Im Januar 1945, wenige Tage bevor die sowjetischen Truppen Auschwitz erreichen, riskiert Brasse sein Leben und widersetzt sich. SS-Hauptscharführer Walter will verhindern, dass die Fotos dem Feind in die Hände fallen: "Er verlangte, dass wir alle Negative und Abzüge verbrennen. Ich hab' einige Pakete in den Ofen gesteckt." Kaum hat der SS-Mann den Raum verlassen, zieht er die Bilddokumente wieder 'raus und löscht sie mit Wasser. Die Papierabzüge sind angekokelt, die Negative aber weitgehend unversehrt, sie sind aus unbrennbarem Material.

Die Rettungsaktion bleibt von der SS unbemerkt. Nach der Befreiung werden 38916 erkennungsdienstliche Fotos gefunden, 31969 von männlichen und 6947 von weiblichen Häftlingen.

Warum hat er dieses Risiko auf sich genommen? "Ich wollte, dass man nachher weiß, was im Lager passiert ist. Ich wusste, dass die Fotos Dokumente waren, über Leben und Tod. Und ich konnte ja nicht sicher sein, dass ich überlebe."
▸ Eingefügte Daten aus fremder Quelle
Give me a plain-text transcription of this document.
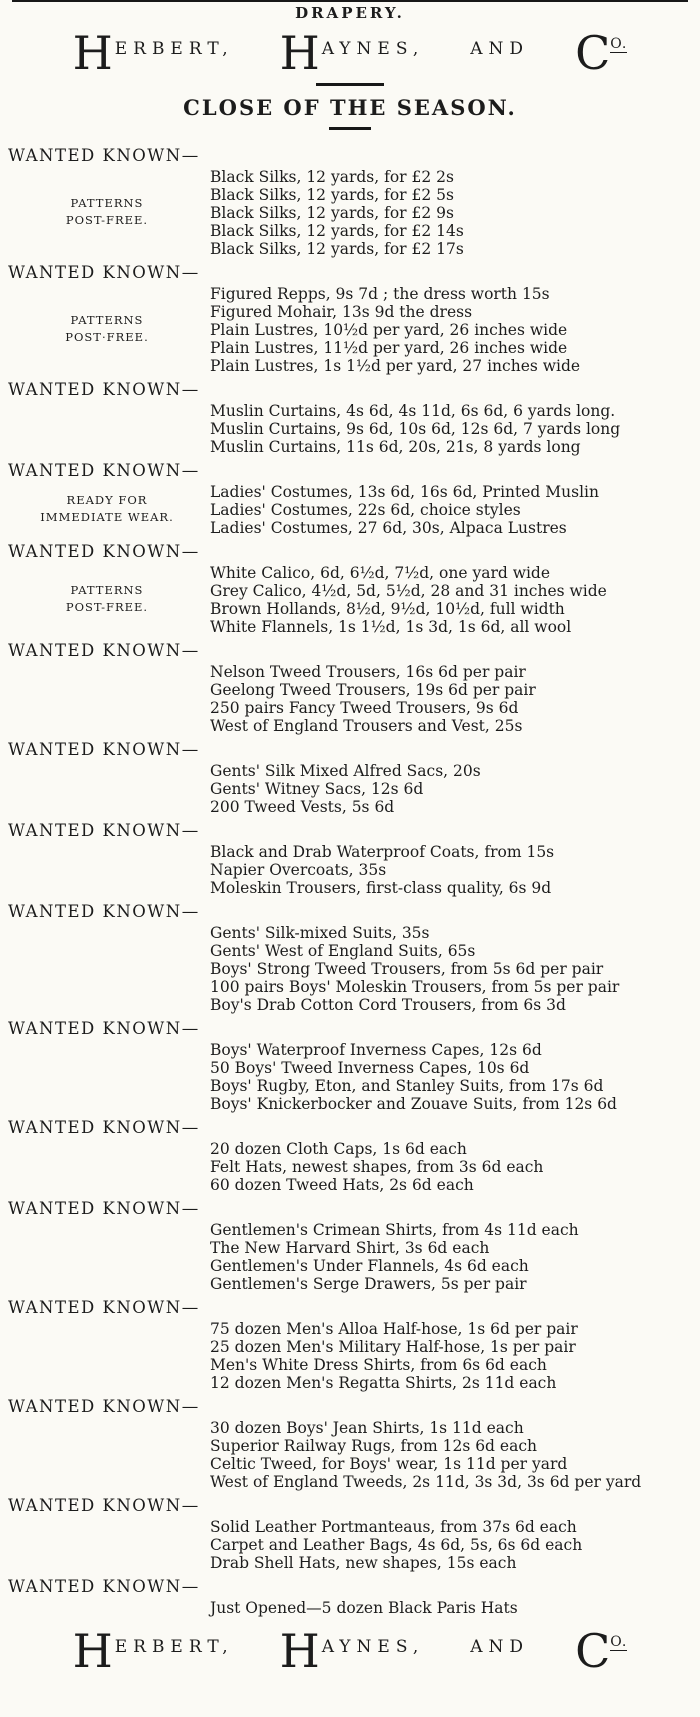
DRAPERY.
H ERBERT, H AYNES,	AND C O.
CLOSE OF THE SEASON.
WANTED KNOWN—
PATTERNS
POST-FREE.
Black Silks, 12 yards, for £2 2s
Black Silks, 12 yards, for £2 5s
Black Silks, 12 yards, for £2 9s
Black Silks, 12 yards, for £2 14s
Black Silks, 12 yards, for £2 17s
WANTED KNOWN—
PATTERNS
POST·FREE.
Figured Repps, 9s 7d ; the dress worth 15s
Figured Mohair, 13s 9d the dress
Plain Lustres, 10½d per yard, 26 inches wide
Plain Lustres, 11½d per yard, 26 inches wide
Plain Lustres, 1s 1½d per yard, 27 inches wide
WANTED KNOWN—
Muslin Curtains, 4s 6d, 4s 11d, 6s 6d, 6 yards long.
Muslin Curtains, 9s 6d, 10s 6d, 12s 6d, 7 yards long
Muslin Curtains, 11s 6d, 20s, 21s, 8 yards long
WANTED KNOWN—
READY FOR
IMMEDIATE WEAR.
Ladies' Costumes, 13s 6d, 16s 6d, Printed Muslin
Ladies' Costumes, 22s 6d, choice styles
Ladies' Costumes, 27 6d, 30s, Alpaca Lustres
WANTED KNOWN—
PATTERNS
POST-FREE.
White Calico, 6d, 6½d, 7½d, one yard wide
Grey Calico, 4½d, 5d, 5½d, 28 and 31 inches wide
Brown Hollands, 8½d, 9½d, 10½d, full width
White Flannels, 1s 1½d, 1s 3d, 1s 6d, all wool
WANTED KNOWN—
Nelson Tweed Trousers, 16s 6d per pair
Geelong Tweed Trousers, 19s 6d per pair
250 pairs Fancy Tweed Trousers, 9s 6d
West of England Trousers and Vest, 25s
WANTED KNOWN—
Gents' Silk Mixed Alfred Sacs, 20s
Gents' Witney Sacs, 12s 6d
200 Tweed Vests, 5s 6d
WANTED KNOWN—
Black and Drab Waterproof Coats, from 15s
Napier Overcoats, 35s
Moleskin Trousers, first-class quality, 6s 9d
WANTED KNOWN—
Gents' Silk-mixed Suits, 35s
Gents' West of England Suits, 65s
Boys' Strong Tweed Trousers, from 5s 6d per pair
100 pairs Boys' Moleskin Trousers, from 5s per pair
Boy's Drab Cotton Cord Trousers, from 6s 3d
WANTED KNOWN—
Boys' Waterproof Inverness Capes, 12s 6d
50 Boys' Tweed Inverness Capes, 10s 6d
Boys' Rugby, Eton, and Stanley Suits, from 17s 6d
Boys' Knickerbocker and Zouave Suits, from 12s 6d
WANTED KNOWN—
20 dozen Cloth Caps, 1s 6d each
Felt Hats, newest shapes, from 3s 6d each
60 dozen Tweed Hats, 2s 6d each
WANTED KNOWN—
Gentlemen's Crimean Shirts, from 4s 11d each
The New Harvard Shirt, 3s 6d each
Gentlemen's Under Flannels, 4s 6d each
Gentlemen's Serge Drawers, 5s per pair
WANTED KNOWN—
75 dozen Men's Alloa Half-hose, 1s 6d per pair
25 dozen Men's Military Half-hose, 1s per pair
Men's White Dress Shirts, from 6s 6d each
12 dozen Men's Regatta Shirts, 2s 11d each
WANTED KNOWN—
30 dozen Boys' Jean Shirts, 1s 11d each
Superior Railway Rugs, from 12s 6d each
Celtic Tweed, for Boys' wear, 1s 11d per yard
West of England Tweeds, 2s 11d, 3s 3d, 3s 6d per yard
WANTED KNOWN—
Solid Leather Portmanteaus, from 37s 6d each
Carpet and Leather Bags, 4s 6d, 5s, 6s 6d each
Drab Shell Hats, new shapes, 15s each
WANTED KNOWN—
Just Opened—5 dozen Black Paris Hats
H ERBERT, H AYNES,	AND C O.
Wilhelm Brasse wird mit dem letzten Transport, am 21. Januar 1945, ins KZ Mauthausen deportiert. Dort geht es ihm schlechter als in Auschwitz: "Es waren schreckliche Zustände, fast wäre ich verhungert. Gott hab' ich verflucht und meine Mutter, dass sie mich geboren hat. Bis heute bin ich ein zweifelnder Katholik, gläubig, aber zweifelnd."

Von den Amerikanern wird er am 5.Mai 1945 befreit. Noch im selben Jahr lernt er seine Frau Stanislawa kennen. Sie ist sein großes Glück, 63 Jahre lang, bis 2008. Über die Erlebnisse im Lager hat er mit ihr nie gesprochen. Mit ihr war so etwas wie Alltag möglich.

"1948 oder 1949 habe ich noch mal versucht, als Porträtfotograf zu arbeiten. Aber das ging nicht mehr. Immer wenn ich durch den Sucher sah, tauchten die nackten jüdischen Mädchen auf."